The Student Government Association will now “encourage” the administration to test athletic fields at this university for potential carcinogens, the effects turf has on athletes’ health and whether there are better alternatives the university could choose, according to the bill, sponsored by Ellicott Community Representative Doron Tadmor.

The resolution passed 22-4 with three abstentions.

Crumb rubber, a recycled material used in some artificial turf, has been shown to have trace amounts of lead and other chemicals, and research says it may pose a threat to the health of those who use the fields, according to the bill.

This is only a first step in the process and does not commit the university to any changes yet, said Melanie Zheng, SGA director of health and wellness, in her committee report.

“It’s important to note that this bill is not suggesting in any way that the university officially switch out all the artificial turf. We’re just investigating and looking into the problem,” said Zheng, a senior biochemistry major.

Dana Rodriguez, the Residence Hall Association student groups and organizations liaison, told the SGA legislature she supported the bill. The university is going to replace the turf at LaPlata Beach “in the near future,” and could choose an alternative material if crumb rubber is found to be affecting students’ health, Rodriguez said.

While it’s unclear whether the use of turf fields may cause cancer, there is “definitely a correlation here” between crumb rubber and respiratory issues, said Gregory Brown, an off-campus outlying representative.

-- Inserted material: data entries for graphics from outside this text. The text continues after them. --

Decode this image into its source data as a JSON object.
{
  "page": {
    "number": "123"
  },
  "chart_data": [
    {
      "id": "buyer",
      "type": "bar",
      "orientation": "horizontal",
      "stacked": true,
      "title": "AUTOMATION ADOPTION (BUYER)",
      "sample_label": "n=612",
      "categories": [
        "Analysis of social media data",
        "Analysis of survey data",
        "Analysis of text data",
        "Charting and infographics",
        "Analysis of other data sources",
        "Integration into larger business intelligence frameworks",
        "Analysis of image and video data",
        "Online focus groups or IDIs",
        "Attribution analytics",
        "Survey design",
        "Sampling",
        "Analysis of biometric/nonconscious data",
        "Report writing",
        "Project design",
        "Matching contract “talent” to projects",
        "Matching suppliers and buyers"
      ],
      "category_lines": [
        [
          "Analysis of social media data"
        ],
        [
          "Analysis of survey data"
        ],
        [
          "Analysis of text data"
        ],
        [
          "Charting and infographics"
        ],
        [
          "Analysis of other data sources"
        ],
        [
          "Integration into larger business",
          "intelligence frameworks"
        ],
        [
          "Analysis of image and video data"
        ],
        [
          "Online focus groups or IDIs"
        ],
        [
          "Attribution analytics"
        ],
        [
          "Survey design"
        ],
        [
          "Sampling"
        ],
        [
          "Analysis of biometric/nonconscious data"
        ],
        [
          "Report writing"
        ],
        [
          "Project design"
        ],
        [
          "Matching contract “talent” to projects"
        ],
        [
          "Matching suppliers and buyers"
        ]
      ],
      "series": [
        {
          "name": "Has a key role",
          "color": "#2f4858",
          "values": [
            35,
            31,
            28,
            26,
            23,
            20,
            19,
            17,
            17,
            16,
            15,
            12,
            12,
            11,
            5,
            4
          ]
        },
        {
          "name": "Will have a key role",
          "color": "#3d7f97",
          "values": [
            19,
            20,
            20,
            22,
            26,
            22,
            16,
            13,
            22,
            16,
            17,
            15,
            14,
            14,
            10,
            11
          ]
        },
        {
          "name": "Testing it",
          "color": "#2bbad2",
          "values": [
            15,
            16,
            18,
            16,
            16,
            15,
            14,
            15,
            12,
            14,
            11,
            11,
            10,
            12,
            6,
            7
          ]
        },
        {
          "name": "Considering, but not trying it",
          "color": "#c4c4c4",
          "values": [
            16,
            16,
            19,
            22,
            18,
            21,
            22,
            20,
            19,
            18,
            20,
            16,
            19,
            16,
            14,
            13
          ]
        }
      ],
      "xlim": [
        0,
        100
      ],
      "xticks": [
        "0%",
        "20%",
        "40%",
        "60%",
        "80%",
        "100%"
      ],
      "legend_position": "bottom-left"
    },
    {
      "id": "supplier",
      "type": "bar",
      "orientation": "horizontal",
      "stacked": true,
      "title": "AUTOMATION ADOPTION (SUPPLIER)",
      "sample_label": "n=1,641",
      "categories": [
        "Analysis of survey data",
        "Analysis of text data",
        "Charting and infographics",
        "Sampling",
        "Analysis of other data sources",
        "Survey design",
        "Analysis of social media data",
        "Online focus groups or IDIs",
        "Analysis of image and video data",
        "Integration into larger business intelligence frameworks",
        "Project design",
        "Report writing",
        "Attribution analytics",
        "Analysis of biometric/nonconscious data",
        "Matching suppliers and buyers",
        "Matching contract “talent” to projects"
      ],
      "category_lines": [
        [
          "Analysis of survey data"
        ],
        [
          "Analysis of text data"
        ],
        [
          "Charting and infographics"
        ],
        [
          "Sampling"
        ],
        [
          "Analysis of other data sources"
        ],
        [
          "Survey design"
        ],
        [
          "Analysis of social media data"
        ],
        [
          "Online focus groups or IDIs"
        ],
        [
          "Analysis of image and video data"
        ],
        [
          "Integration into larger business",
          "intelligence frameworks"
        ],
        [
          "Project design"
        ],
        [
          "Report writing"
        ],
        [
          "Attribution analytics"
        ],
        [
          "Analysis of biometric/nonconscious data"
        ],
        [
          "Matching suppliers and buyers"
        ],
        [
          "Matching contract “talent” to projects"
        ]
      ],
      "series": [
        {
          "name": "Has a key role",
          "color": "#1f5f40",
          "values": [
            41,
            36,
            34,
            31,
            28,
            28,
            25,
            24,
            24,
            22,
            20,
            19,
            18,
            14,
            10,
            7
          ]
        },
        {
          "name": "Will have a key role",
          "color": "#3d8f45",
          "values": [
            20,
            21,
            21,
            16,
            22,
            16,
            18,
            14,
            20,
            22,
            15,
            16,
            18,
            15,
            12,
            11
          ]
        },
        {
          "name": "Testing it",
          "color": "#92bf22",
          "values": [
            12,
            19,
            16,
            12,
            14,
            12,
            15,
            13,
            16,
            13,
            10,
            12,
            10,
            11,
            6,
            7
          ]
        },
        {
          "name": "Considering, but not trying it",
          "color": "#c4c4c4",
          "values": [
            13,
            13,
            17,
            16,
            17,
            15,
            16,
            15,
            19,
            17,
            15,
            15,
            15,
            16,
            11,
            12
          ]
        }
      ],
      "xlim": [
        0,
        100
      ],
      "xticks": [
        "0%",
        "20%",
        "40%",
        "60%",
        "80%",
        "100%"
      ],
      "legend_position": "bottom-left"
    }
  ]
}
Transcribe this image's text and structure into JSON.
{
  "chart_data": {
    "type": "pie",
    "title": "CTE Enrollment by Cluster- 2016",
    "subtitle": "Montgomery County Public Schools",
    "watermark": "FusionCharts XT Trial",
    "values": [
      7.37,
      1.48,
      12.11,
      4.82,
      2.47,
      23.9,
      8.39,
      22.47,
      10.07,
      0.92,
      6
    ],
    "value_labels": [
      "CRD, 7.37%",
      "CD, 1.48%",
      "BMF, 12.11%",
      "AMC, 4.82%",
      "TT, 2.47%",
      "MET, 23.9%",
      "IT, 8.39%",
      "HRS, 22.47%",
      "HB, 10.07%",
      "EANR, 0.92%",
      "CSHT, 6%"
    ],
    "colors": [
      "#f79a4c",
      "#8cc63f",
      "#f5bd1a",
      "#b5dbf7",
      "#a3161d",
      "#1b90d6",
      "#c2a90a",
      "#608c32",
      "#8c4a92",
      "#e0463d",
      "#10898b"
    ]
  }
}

“I think more research into this is definitely necessary, especially if we want to help our athletes,” Brown said.

The SGA also unanimously approved a resolution urging individual colleges “to mandate sexual misconduct prevention training into all UNIV100 and equivalent courses.”

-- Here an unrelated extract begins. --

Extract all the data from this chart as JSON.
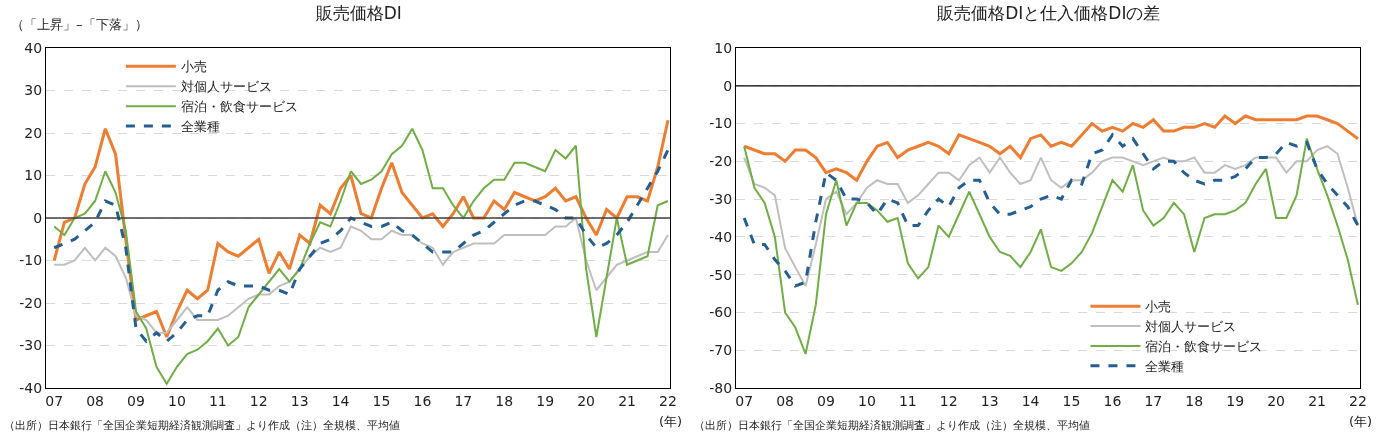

UNIV100 is a one-credit orientation seminar for all students entering this university, designed to “connect students to the resources they need to excel” in college, according to the university’s website.

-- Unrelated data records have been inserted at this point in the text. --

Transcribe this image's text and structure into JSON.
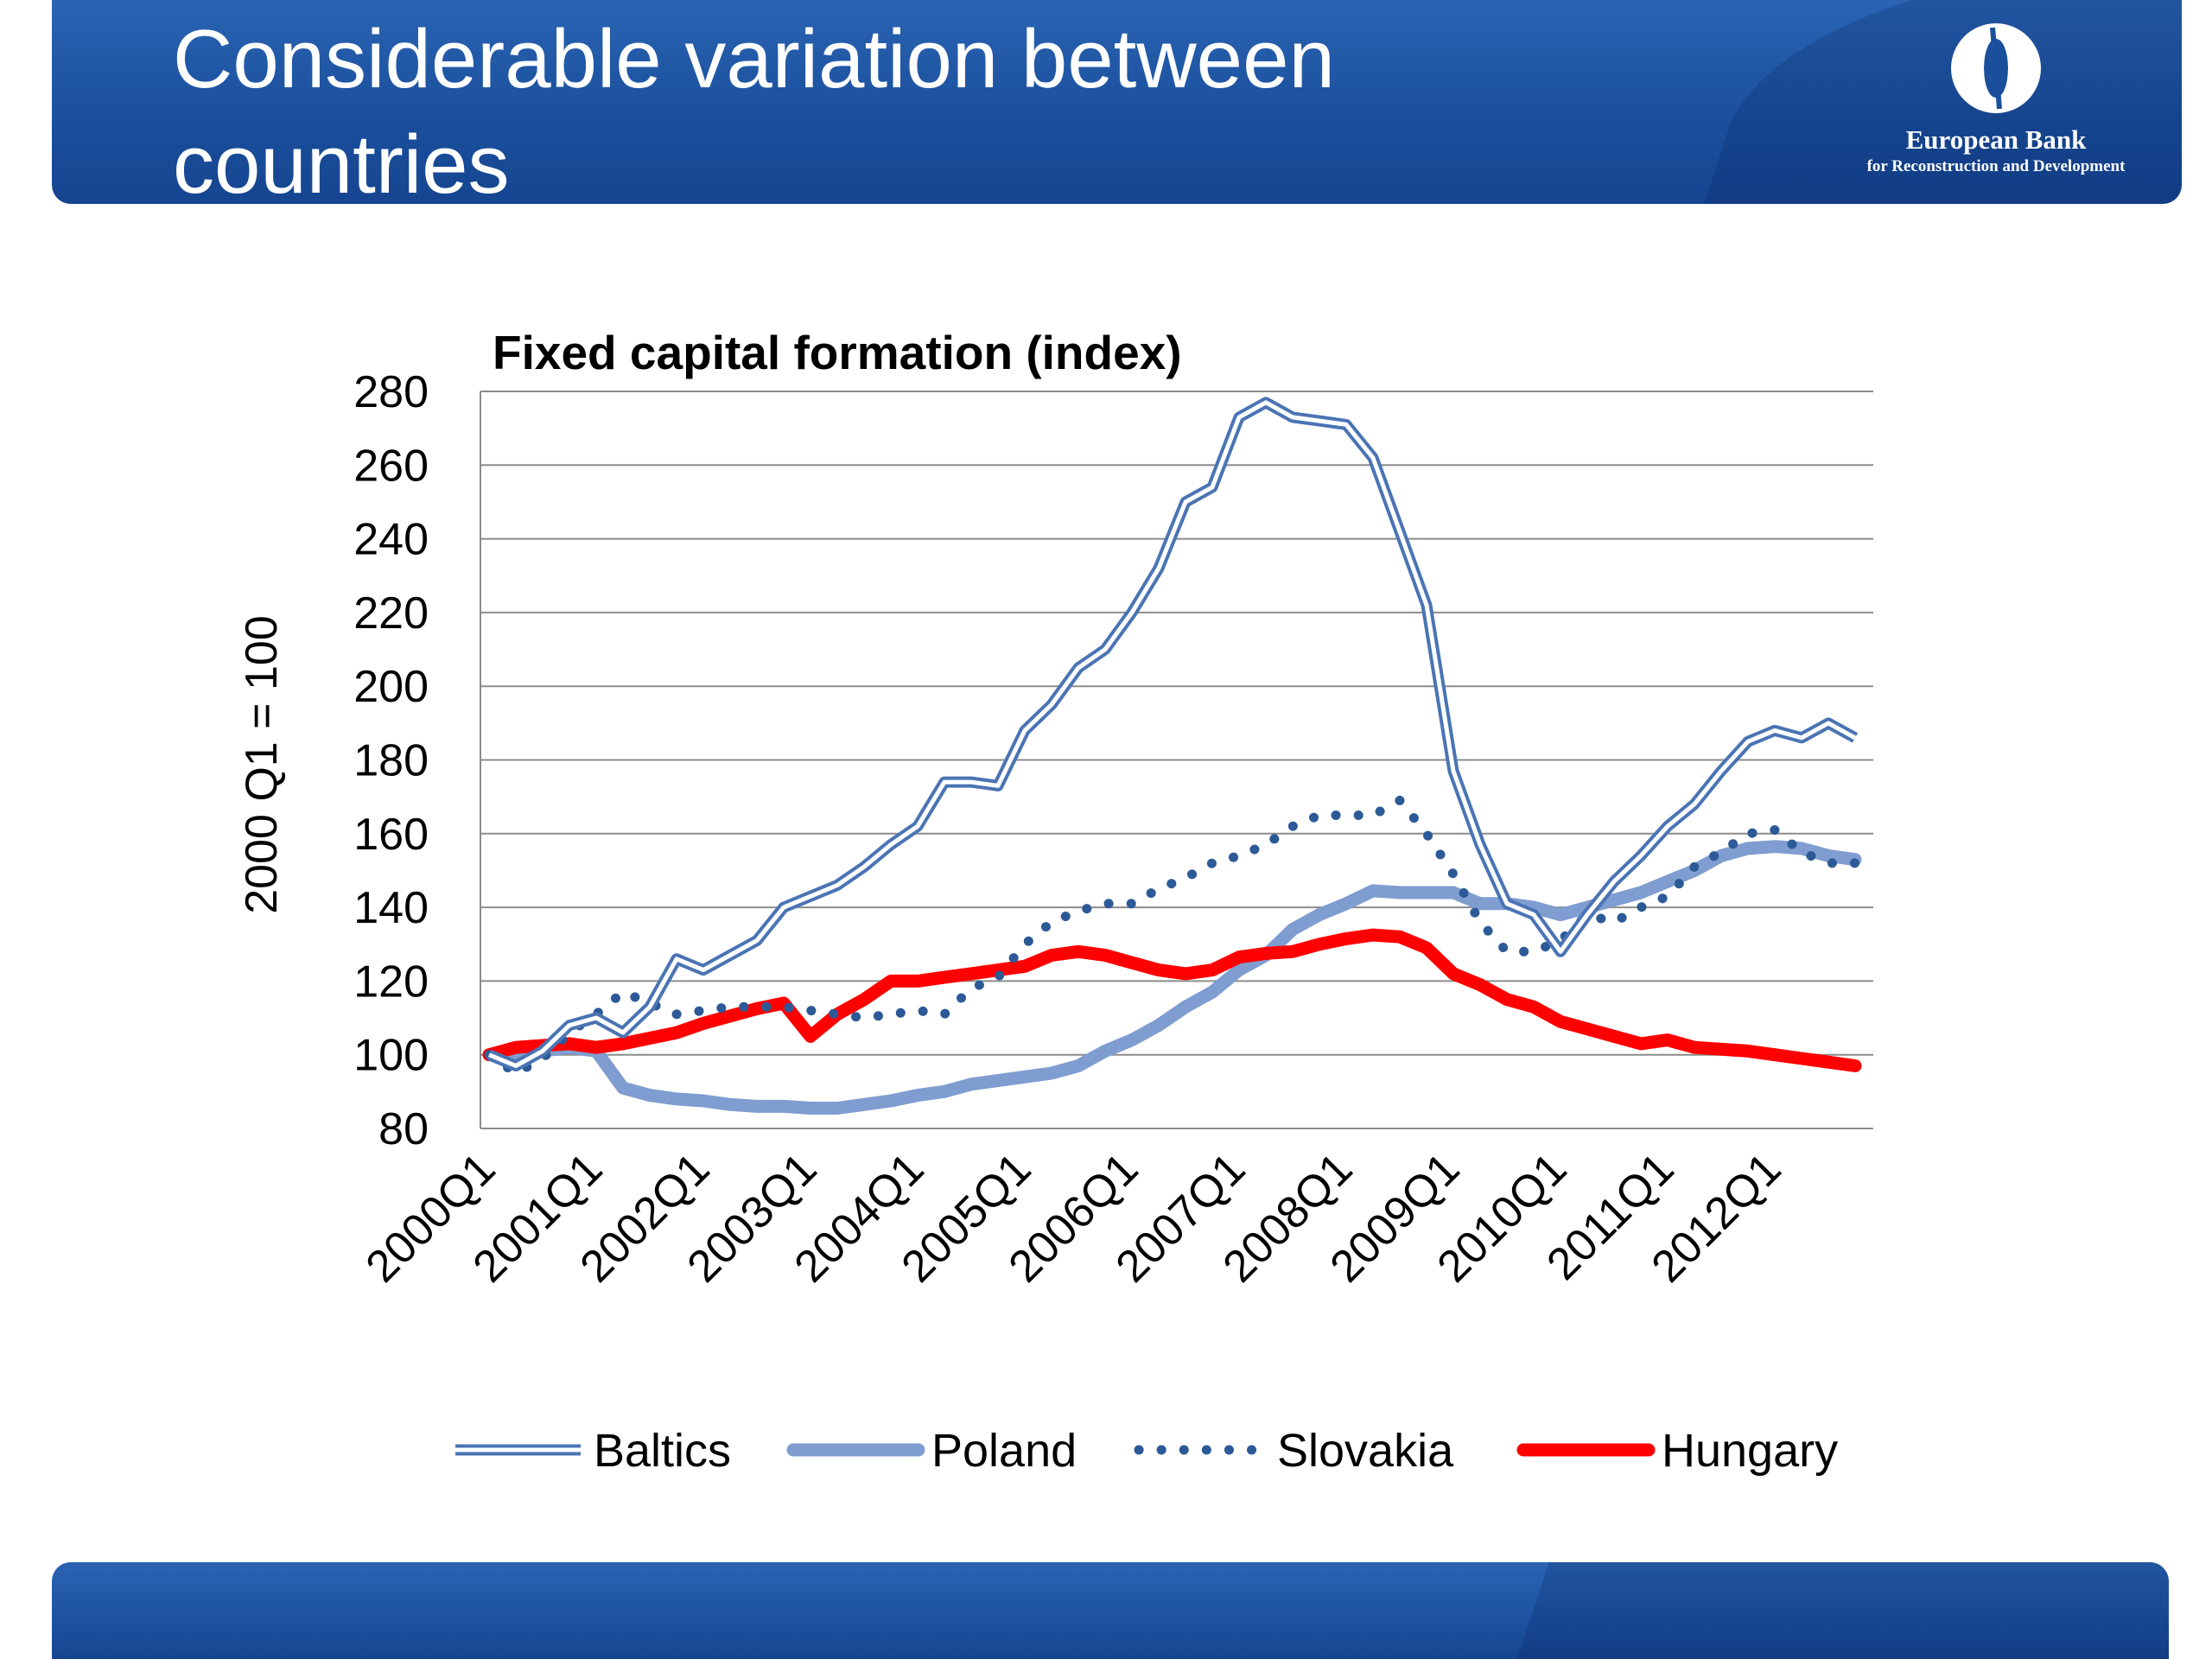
{
  "slide": {
    "title": "Considerable variation between countries",
    "logo_name": "European Bank",
    "logo_sub": "for Reconstruction and Development"
  },
  "colors": {
    "header": "#1a4f9c",
    "baltics": "#4a74b4",
    "poland": "#7f9dd0",
    "slovakia": "#2d5a97",
    "hungary": "#ff0000",
    "gridline": "#8c8c8c"
  },
  "chart_data": {
    "type": "line",
    "title": "Fixed capital formation (index)",
    "xlabel": "",
    "ylabel": "2000 Q1 = 100",
    "ylim": [
      80,
      280
    ],
    "yticks": [
      80,
      100,
      120,
      140,
      160,
      180,
      200,
      220,
      240,
      260,
      280
    ],
    "x_tick_labels": [
      "2000Q1",
      "2001Q1",
      "2002Q1",
      "2003Q1",
      "2004Q1",
      "2005Q1",
      "2006Q1",
      "2007Q1",
      "2008Q1",
      "2009Q1",
      "2010Q1",
      "2011Q1",
      "2012Q1"
    ],
    "x_start": "2000Q1",
    "n_quarters": 52,
    "grid": true,
    "legend_position": "bottom",
    "series": [
      {
        "name": "Baltics",
        "style": "double-line",
        "values": [
          100,
          97,
          101,
          108,
          110,
          106,
          113,
          126,
          123,
          127,
          131,
          140,
          143,
          146,
          151,
          157,
          162,
          174,
          174,
          173,
          188,
          195,
          205,
          210,
          220,
          232,
          250,
          254,
          273,
          277,
          273,
          272,
          271,
          262,
          242,
          222,
          177,
          157,
          141,
          138,
          128,
          138,
          147,
          154,
          162,
          168,
          177,
          185,
          188,
          186,
          190,
          186
        ]
      },
      {
        "name": "Poland",
        "style": "thick",
        "values": [
          100,
          100,
          101,
          102,
          101,
          91,
          89,
          88,
          87.5,
          86.5,
          86,
          86,
          85.5,
          85.5,
          86.5,
          87.5,
          89,
          90,
          92,
          93,
          94,
          95,
          97,
          101,
          104,
          108,
          113,
          117,
          123,
          127,
          134,
          138,
          141,
          144.5,
          144,
          144,
          144,
          141,
          141,
          140,
          138,
          140,
          142,
          144,
          147,
          150,
          154,
          156,
          156.5,
          156,
          154,
          153
        ]
      },
      {
        "name": "Slovakia",
        "style": "dotted",
        "values": [
          100,
          95,
          99,
          106,
          111,
          117,
          114,
          111,
          112,
          113,
          113,
          113,
          112,
          111,
          110,
          111,
          112,
          111,
          118,
          121,
          130,
          136,
          139,
          141,
          141,
          145,
          148,
          152,
          154,
          157,
          162,
          165,
          165,
          165,
          169,
          160,
          149,
          136,
          128,
          128,
          131,
          138,
          136,
          140,
          143,
          151,
          155,
          160,
          161,
          155,
          152,
          152
        ]
      },
      {
        "name": "Hungary",
        "style": "thick-red",
        "values": [
          100,
          102,
          102.5,
          103,
          102,
          103,
          104.5,
          106,
          108.5,
          110.5,
          112.5,
          114,
          105,
          111,
          115,
          120,
          120,
          121,
          122,
          123,
          124,
          127,
          128,
          127,
          125,
          123,
          122,
          123,
          126.5,
          127.5,
          128,
          130,
          131.5,
          132.5,
          132,
          129,
          122,
          119,
          115,
          113,
          109,
          107,
          105,
          103,
          104,
          102,
          101.5,
          101,
          100,
          99,
          98,
          97
        ]
      }
    ]
  }
}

While some UNIV100 classes included sexual misconduct training beginning this semester, other specialized versions of the course, such as those offered through the Honors College or CIVICUS living and learning program, did not, SGA President Katherine Swanson said.

The bill is meant to make the deans of each college aware that the SGA is pushing this measure. It does not specify a standardized course of action to deliver the training yet because “if we later find out that that’s not the best option, then we’re stuck,” said Taylor Aguiar, SGA director of sexual misconduct prevention, in her committee report.